The Britain-based teenager is accused of trying to join the all-women YPJ force in Syria. Photo: Facebook.
LONDON – Protesters picketed outside the London courthouse where Shilan Ozcelik, a teenage British girl of Kurdish descent, went on trial for trying to join Kurdish forces fighting the Islamic State group (ISIS) in Syria.
The girl’s defense attorneys Peter Rolands and Ali Has as well as prosecutor Rosemary Davidson were present at the London courthouse where the trial began on Monday, and was adjourned to November 16.
Kurdish protesters stood outside the Old Bailey courthouse with banners calling for the release of the 18-year-old, charged with a terrorist offence under the UK’s 2006 Terrorism Act.
The Peace in Kurdistan Campaign, a pro-Kurdish initiative in the United Kingdom, has begun a postcard campaign aiming to send hundreds of postcards to the Home Office, calling on the government to drop the charges.
“We know that Shilan has never committed any act of violence and poses no threat to the people of this country,” a statement from the Peace in Kurdistan Campaign said. “As such, we reiterate our call for the charges against her to be dropped.”
Ozcelik’s supporters say she travelled to Brussels in an attempt to try to join the women’s wing of the Kurdish People’s Protection Units, or YPG, which is affiliated with Turkey’s outlawed Kurdistan Workers’ Party (PKK).
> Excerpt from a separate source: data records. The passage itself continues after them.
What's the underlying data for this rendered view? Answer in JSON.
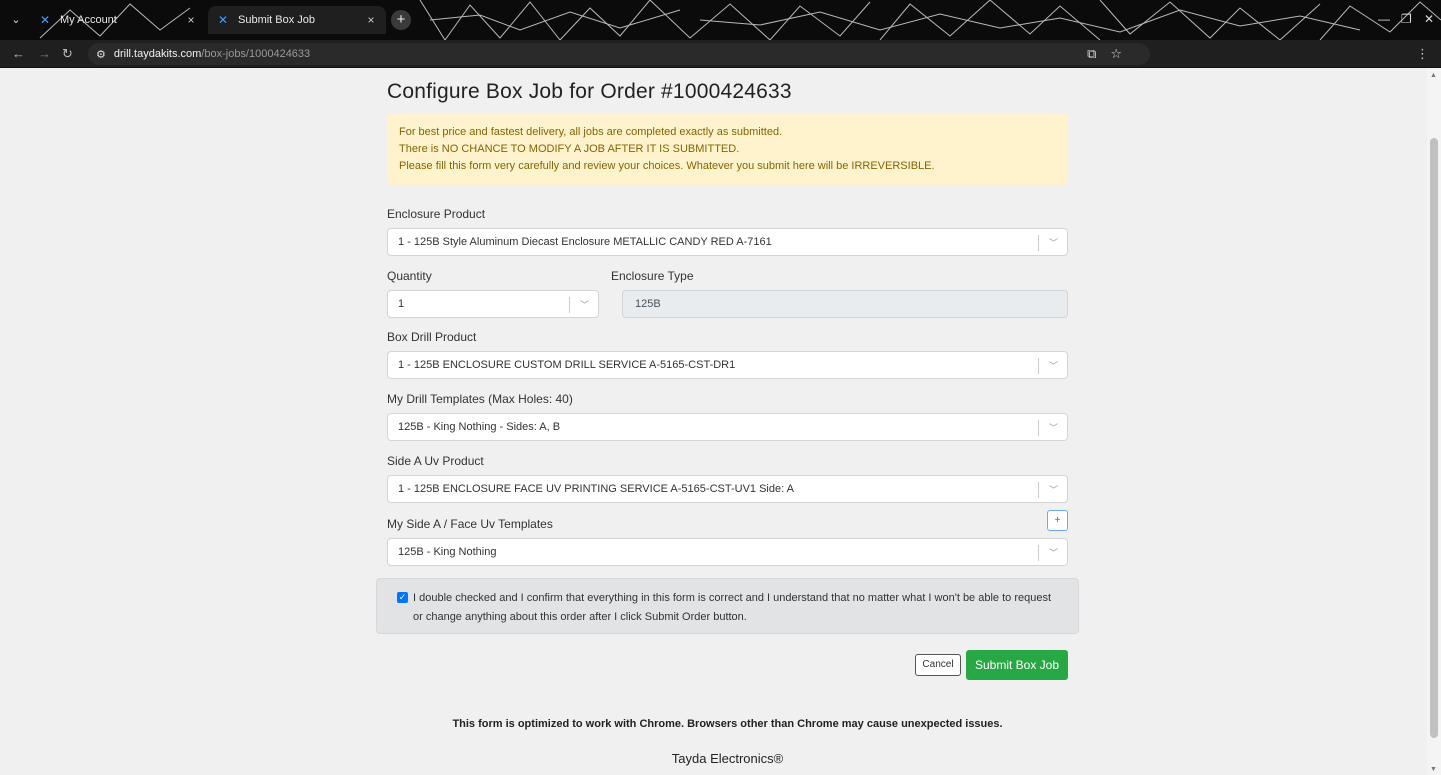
{
  "browser": {
    "tabs": [
      {
        "title": "My Account",
        "active": false
      },
      {
        "title": "Submit Box Job",
        "active": true
      }
    ],
    "url_host": "drill.taydakits.com",
    "url_path": "/box-jobs/1000424633"
  },
  "page": {
    "title": "Configure Box Job for Order #1000424633",
    "alert_lines": [
      "For best price and fastest delivery, all jobs are completed exactly as submitted.",
      "There is NO CHANCE TO MODIFY A JOB AFTER IT IS SUBMITTED.",
      "Please fill this form very carefully and review your choices. Whatever you submit here will be IRREVERSIBLE."
    ],
    "enclosure_product": {
      "label": "Enclosure Product",
      "value": "1 - 125B Style Aluminum Diecast Enclosure METALLIC CANDY RED A-7161"
    },
    "quantity": {
      "label": "Quantity",
      "value": "1"
    },
    "enclosure_type": {
      "label": "Enclosure Type",
      "value": "125B"
    },
    "box_drill_product": {
      "label": "Box Drill Product",
      "value": "1 - 125B ENCLOSURE CUSTOM DRILL SERVICE A-5165-CST-DR1"
    },
    "drill_templates": {
      "label": "My Drill Templates (Max Holes: 40)",
      "value": "125B - King Nothing - Sides: A, B"
    },
    "side_a_uv_product": {
      "label": "Side A Uv Product",
      "value": "1 - 125B ENCLOSURE FACE UV PRINTING SERVICE A-5165-CST-UV1 Side: A"
    },
    "side_a_uv_templates": {
      "label": "My Side A / Face Uv Templates",
      "value": "125B - King Nothing",
      "add_label": "+"
    },
    "confirm_text": "I double checked and I confirm that everything in this form is correct and I understand that no matter what I won't be able to request or change anything about this order after I click Submit Order button.",
    "confirm_checked": true,
    "cancel_label": "Cancel",
    "submit_label": "Submit Box Job",
    "footer_note": "This form is optimized to work with Chrome. Browsers other than Chrome may cause unexpected issues.",
    "footer_brand": "Tayda Electronics®"
  },
  "colors": {
    "alert_bg": "#fff3cd",
    "alert_text": "#856404",
    "submit_bg": "#28a745",
    "checkbox": "#0075ff"
  }
}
She was arrested on January 16 as she returned from Brussels.
Neither the YPG nor its women’s wing, YPJ, is banned in the UK. But the PKK is listed as a terrorist group by both the European Union and the United States.
The Peace in Kurdistan Campaign said it rejected this labeling of the PKK and said it “has the effect of criminalizing anyone in the Kurdish community.” It stressed that the PKK stands against ISIS.
“Given this context, the arrest of a young Kurdish woman for allegedly attempting to join the fight against ISIS seems more than a little contradictory,” the Kurdistan peace campaign said in a statement.
Sheri Laizer, author of several books on the Kurdish issue, said that putting the girl on trial would not prevent other Kurds in Europe from going to fight against ISIS.
"Cases such as this will not prevent other Kurds from taking off, as long as they have a reason to fight ISIS," she told Rudaw. "We have no reason to fear them in Europe, because Europe is not their target."
Ozcelik goes on trial as Turkey and the PKK re-ignited a three-decade conflict in July, shattering a two-year peace process.
The PKK’s affiliates in Syria have been praised by the United States and other coalition partners for remaining the most effective force on the ground against ISIS in Syria. But there has been no change in US and EU policy toward the PKK.
More Britons have allegedly fought with the YPG against ISIS without being prosecuted. In July, three British and American volunteers who had returned from the battlefield were reportedly received as heroes at a Kurdish Community Centre in London.
Hundreds of foreign fighters have reportedly traveled to Syria and Iraq to fight with Kurdish forces battling ISIS.
Foreign fighters also have joined the Peshmerga forces of the Kurdistan Region in northern Iraq, which remains a staunch US and Western ally in the war against ISIS.